Solana (SOL) has been experiencing a significant rally over the previous month and has, by November 2, reached its new yearly high of approximately $44. The trend follows the price movements seen across the broader crypto market and is perhaps best illustrated by Bitcoin’s (BTC) year-to-date increase of 112%.
Despite the onslaught of positive news, cryptocurrencies including Bitcoin have been hovering around their recently reached highs and experiencing multiple corrections near said points.
As for Solana, a crucial indicator called the TD Sequential hints that it may be in for an imminent price correction.
TD Sequential is a technical analysis (TA) tool created by Tom DeMark, a market analyst, designed to detect points where a price is likely to change directions by analyzing price reversals and continuing patterns.
TD Sequential signals it may be time to short Solana
Late on November 1, the prominent cryptocurrency trading analyst Ali Martinex took to X to warn that TD Sequential, a technical analysis tool, is hinting that Solana may experience a price correction very soon.
Martinez pointed out that should SOL breach its support level of $39.70, it might drop as low as $37.97. The sell signal indicated by TD Sequential hints that it may be a good time to short Solana to take advantage of the possible price correction.
Solana price chart analysis
While Solana has been slowly rising since the beginning of October, the final days of the month saw its price shoot up. At the time of publication, its price was $43.50, meaning it is up 11.74% over the previous 24 hours.
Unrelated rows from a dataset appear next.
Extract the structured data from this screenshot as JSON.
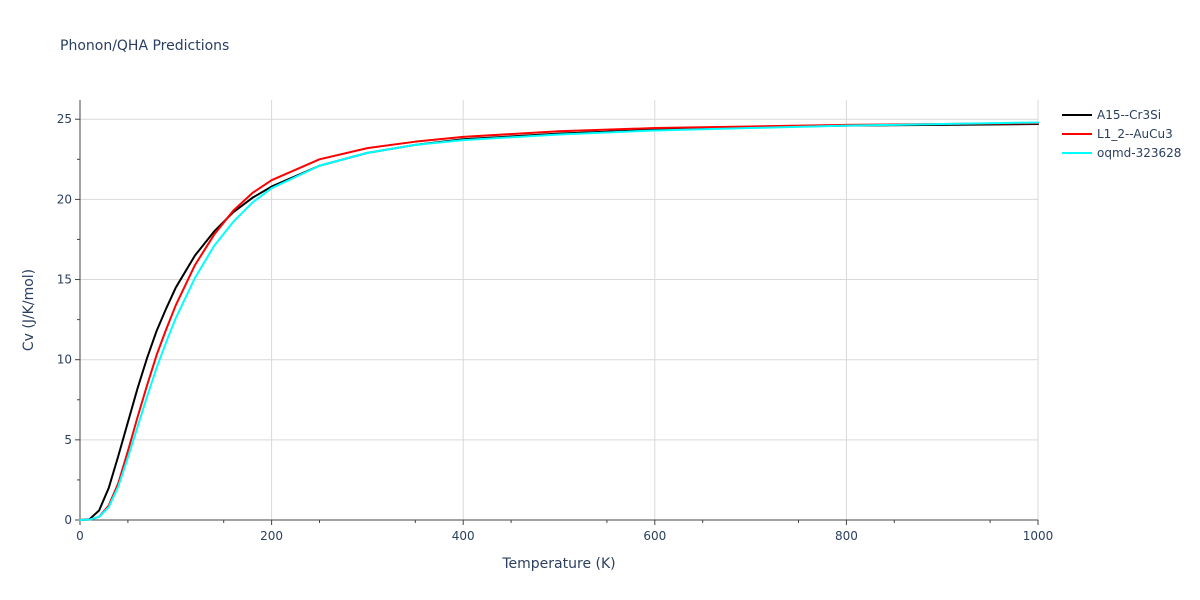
{
  "chart_data": {
    "type": "line",
    "title": "Phonon/QHA Predictions",
    "xlabel": "Temperature (K)",
    "ylabel": "Cv (J/K/mol)",
    "xlim": [
      0,
      1000
    ],
    "ylim": [
      0,
      26.2
    ],
    "x_ticks": [
      0,
      200,
      400,
      600,
      800,
      1000
    ],
    "x_tick_labels": [
      "0",
      "200",
      "400",
      "600",
      "800",
      "1000"
    ],
    "y_ticks": [
      0,
      5,
      10,
      15,
      20,
      25
    ],
    "y_tick_labels": [
      "0",
      "5",
      "10",
      "15",
      "20",
      "25"
    ],
    "grid": true,
    "legend_position": "top-right",
    "series": [
      {
        "name": "A15--Cr3Si",
        "color": "#000000",
        "x": [
          0,
          10,
          20,
          30,
          40,
          50,
          60,
          70,
          80,
          90,
          100,
          120,
          140,
          160,
          180,
          200,
          250,
          300,
          350,
          400,
          500,
          600,
          700,
          800,
          900,
          1000
        ],
        "y": [
          0,
          0.05,
          0.6,
          2.0,
          4.0,
          6.1,
          8.2,
          10.1,
          11.8,
          13.2,
          14.5,
          16.5,
          18.0,
          19.2,
          20.1,
          20.8,
          22.1,
          22.9,
          23.4,
          23.75,
          24.1,
          24.35,
          24.5,
          24.6,
          24.65,
          24.7
        ]
      },
      {
        "name": "L1_2--AuCu3",
        "color": "#ff0000",
        "x": [
          0,
          10,
          20,
          30,
          40,
          50,
          60,
          70,
          80,
          90,
          100,
          120,
          140,
          160,
          180,
          200,
          250,
          300,
          350,
          400,
          500,
          600,
          700,
          800,
          900,
          1000
        ],
        "y": [
          0,
          0.02,
          0.2,
          0.9,
          2.3,
          4.3,
          6.4,
          8.4,
          10.3,
          11.9,
          13.4,
          15.9,
          17.8,
          19.3,
          20.4,
          21.2,
          22.5,
          23.2,
          23.6,
          23.9,
          24.25,
          24.45,
          24.55,
          24.65,
          24.7,
          24.75
        ]
      },
      {
        "name": "oqmd-323628",
        "color": "#00ffff",
        "x": [
          0,
          10,
          20,
          30,
          40,
          50,
          60,
          70,
          80,
          90,
          100,
          120,
          140,
          160,
          180,
          200,
          250,
          300,
          350,
          400,
          500,
          600,
          700,
          800,
          900,
          1000
        ],
        "y": [
          0,
          0.02,
          0.2,
          0.8,
          2.1,
          3.9,
          5.8,
          7.7,
          9.5,
          11.1,
          12.6,
          15.1,
          17.1,
          18.6,
          19.8,
          20.7,
          22.1,
          22.9,
          23.4,
          23.7,
          24.05,
          24.3,
          24.45,
          24.6,
          24.7,
          24.8
        ]
      }
    ]
  }
}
Throughout the previous month, Solana also added over $6 billion to its market cap.
While Martinez warns that there may be a price correction to $37.97, others believe that SOL will experience a staggering rise throughout the rest of the decade.
VanEck, a global investment manager, recently published an estimate that Solana could rise as much as 10,600% by 2030 – meaning that the price of the token may be as high as $3,211 at the end of the current decade.